Son tableau, son plan est un terrain de jeu, un jeu savant et implacable, puisqu’il se confond avec la réalité elle-même, dont il arpente les paradoxes. C’est pourquoi son œuvre est à la fois très intellectuelle, référencée et profondément ancrée dans les plis de l’expérience vécue, comme s’il y avait derrière celle-ci un mystère à percer et un secret à révéler que seule la peinture serait en mesure d’assumer, de révéler. 

Sa passion profonde pour la ville, ses quartiers populaires témoignent d’une recherche intime sur le sens de la vie humaine et de son miroir : l’œuvre d’art. La peinture de Gérard Fromanger nous propose des expériences de pensée où le réel devient un objet d’étude, un sujet de reconstruction face à la catastrophe imminente et immanente. Elle est un support de réflexion qui prône une combinaison savante de la simplicité et de la profondeur. Avec conviction, obstination son œuvre témoigne que la peinture est une combinaison de jeux mentaux et d’expériences sensorielles où il s’agit de relier la généalogie humaine qui s’exprime dans l’histoire de l’art aux documents contemporains sans les lier. Le courage (je ne voie pas d’autre mot) de Gérard Fromanger a été d’affronter le hiatus contemporain entre l’image et l’acte de peindre.
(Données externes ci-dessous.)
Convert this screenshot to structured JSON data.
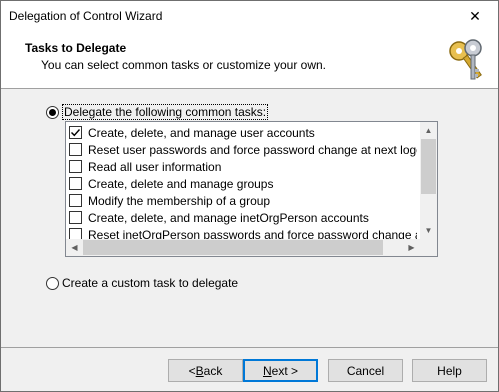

« Bref, les forces sont en perpétuel devenir, il y a un devenir des forces qui doublent l’histoire ou plutôt l’enveloppe, suivant une conception nietzschéenne. Si bien que le diagramme, en tant qu’il expose un ensemble de rapport de forces, n’est pas un lieu, mais plutôt un « non-lieu » / ce n’est un lieu que pour les mutations. […]. Il n’y a donc pas enchaînement par continuité, ni intériorisation, mais ré-enchaînement par-dessus les coupures et les discontinuités ( mutation ) ». Gilles Deleuze

 

En 1963 Fromanger réalise ses peintures de camaïeu noir et blanc, reprenant le thème classique de l’autoportrait et du nu féminin. Si l’influence d’Alberto Giacometti se perçoit dans l’isolement des figures, l’artiste résout déjà la fusion de la forme et de la figure, la matière picturale et son geste se poursuivant de l’une à l’autre. La couleur grise exprime une certaine indifférence, voire une neutralité face au sujet. Mais au-delà de l’école de Paris, face à cette donnée classique du sujet, l’artiste ne questionne-t-il pas par son geste des œuvres de Jasper Johns telles que Figure 5 (1960),Jubilee (1960)ou Shade (1959) ? Dans ses peintures, Fromanger cherche l’expression d’une forme autonome du corps ou des portraits libérés de leur forme symbolique. Le lien étroit de son œuvre avec celles des artistes américains du Pop art, la recherche d’une synthèse n’apparaissent-elles pas déjà là ?

 

« Pour moi le gris est bienvenu, c’est lui qui correspond à l’indifférence, au refus du message, à l’absence d’opinion et de forme », dit Gherard Richter.

 

Une telle permanence du pictural, de son expression et de sa traduction rapproche Gérard Fromanger de James Rosenquist, dont l’œuvre semble issue de procédés mécaniques. Pour ces deux artistes, quand un projet a acquis le statut d’image, ils cherchent à la reproduire par tous les moyens. De toile en toile, d’année en année, les thèmes se développent par sauts consécutifs, changements de point de vue, jeu sur le choc des couleurs. C’est ce statut de l’image qui fait sens pour Fromanger, l’artiste ayant toujours conservé, au fil de ses soixante années de peinture et de remise en question, une distance critique vis-à-vis des avant-gardes successives :

 

« Toutes les avant-gardes artistiques du siècle ont voulu changer la perception du monde. Toutes, sans aucune exception, voient leur cote monter à la bourse de l’Art. Y a-t-il un rapport de cause à effet ? Y a-t-il contradiction ? Quelles conclusions faut-il en tirer ? Est-ce une victoire ? Pour qui ? Est-ce une déconfiture ? Pour qui ? Est-ce un jeu ? Une comédie ? Une tragédie ? Pour qui ? Est-ce une question intéressante ? Pour qui ? Il y a toujours un savant pour prouver l’existence de Dieu. Va-t-on en trouver un pour prouver et légitimer la fin du sens ? Le sens a-t-il un début et une fin ? Est-il en expansion ou en contraction ? Est-il fini ou infini ? Y a-t-il des trous noirs dans le sens ? Allons ! Allons ! Circulez, y a rien à voir, par ici la monnaie. »

 

Il s’appuiera sur les convictions de Van Gogh.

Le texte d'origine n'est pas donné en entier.